DEN HIMALAYA IM RÜCKEN

IN DEN 60ER JAHREN ZOG ES DIE HIPPIES IN SCHAREN IN DIE NEPALESISCHE HAUPTSTADT KATHMANDU AUF 1.300 METERN ÜBER DEM MEERESSPIEGEL. DIE EINHEIMISCHEN STÖRTEN SICH WENIG AN DEN SCHRÄGEN VÖGELN MIT VORLIEBE FÜR CANNABIS AUS DEM HIMALAJA. DIE GLANZZEIT HAT DIE BELIEBTE „FREAK STREET“ ZWAR HINTER SICH, DAS FLAIR IST ABER NOCH ZU SPÜREN, WIE UNSER GASTAUTOR AM EIGENEN LEIB ERLEBTE.

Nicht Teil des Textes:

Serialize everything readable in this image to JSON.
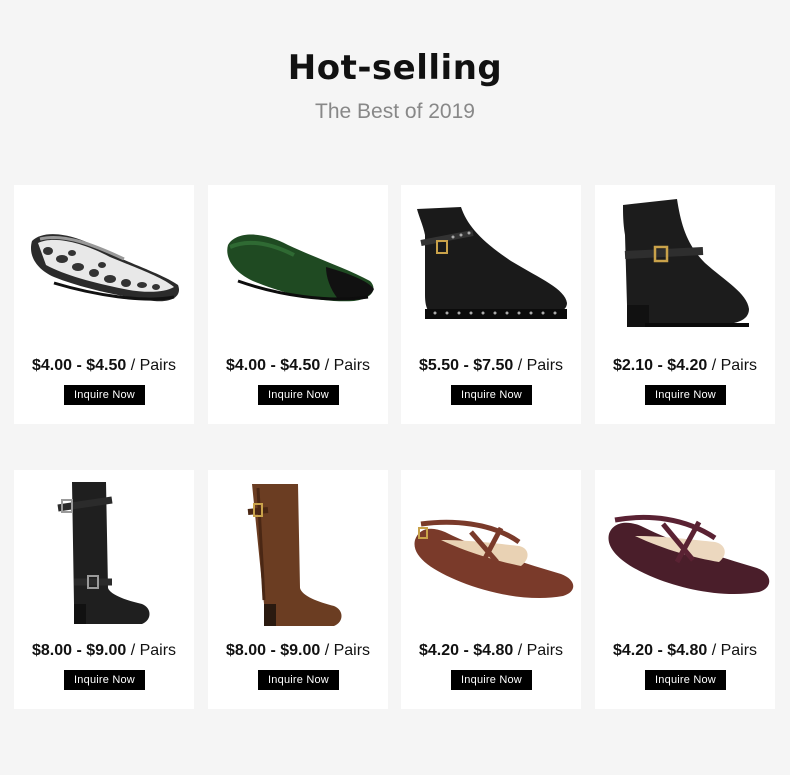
{
  "header": {
    "title": "Hot-selling",
    "subtitle": "The Best of 2019"
  },
  "products": [
    {
      "price_range": "$4.00 - $4.50",
      "unit": " / Pairs",
      "button": "Inquire Now",
      "image": "leopard-knit-flat-shoe"
    },
    {
      "price_range": "$4.00 - $4.50",
      "unit": " / Pairs",
      "button": "Inquire Now",
      "image": "green-knit-flat-shoe"
    },
    {
      "price_range": "$5.50 - $7.50",
      "unit": " / Pairs",
      "button": "Inquire Now",
      "image": "black-studded-ankle-boot"
    },
    {
      "price_range": "$2.10 - $4.20",
      "unit": " / Pairs",
      "button": "Inquire Now",
      "image": "black-buckle-ankle-boot"
    },
    {
      "price_range": "$8.00 - $9.00",
      "unit": " / Pairs",
      "button": "Inquire Now",
      "image": "black-knee-high-boot"
    },
    {
      "price_range": "$8.00 - $9.00",
      "unit": " / Pairs",
      "button": "Inquire Now",
      "image": "brown-knee-high-boot"
    },
    {
      "price_range": "$4.20 - $4.80",
      "unit": " / Pairs",
      "button": "Inquire Now",
      "image": "brown-strappy-flat-shoe"
    },
    {
      "price_range": "$4.20 - $4.80",
      "unit": " / Pairs",
      "button": "Inquire Now",
      "image": "burgundy-strappy-flat-shoe"
    }
  ]
}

KATMANDU I‘LL SOON BE SEEING YOU AND YOUR STRANGE BEWILDERING TIME WILL HOLD ME DOWN”
CAT STEVENS – KATHMANDU, 1970

Cat Stevens hat es nie geschafft. Das, was vom US-amerikanischen Liedermacher der 1960er und 70er Jahre Kathmandu am nächsten kam, war die eigene Fantasie. Doch Cat Stevens hat eine Armee: Ein Bataillon bewaffnet mit Blumenketten, Schlaghosen und Weltverbesserungsideen, das sich auf den Weg nach Osten macht. Die Hippies! Sie fliehen vor den Wohlstandsidealen der Mittelschicht und den bürgerlichen Zwängen der westlichen Welt. Naturverbunden und konsumkritisch, propagieren sie Frieden, freie Liebe und Drogenkonsum. In den fernöstlichen Religionen und Wertevorstellungen erhoffen sie sich Antworten auf die Fragen ihrer desillusionierten Generation.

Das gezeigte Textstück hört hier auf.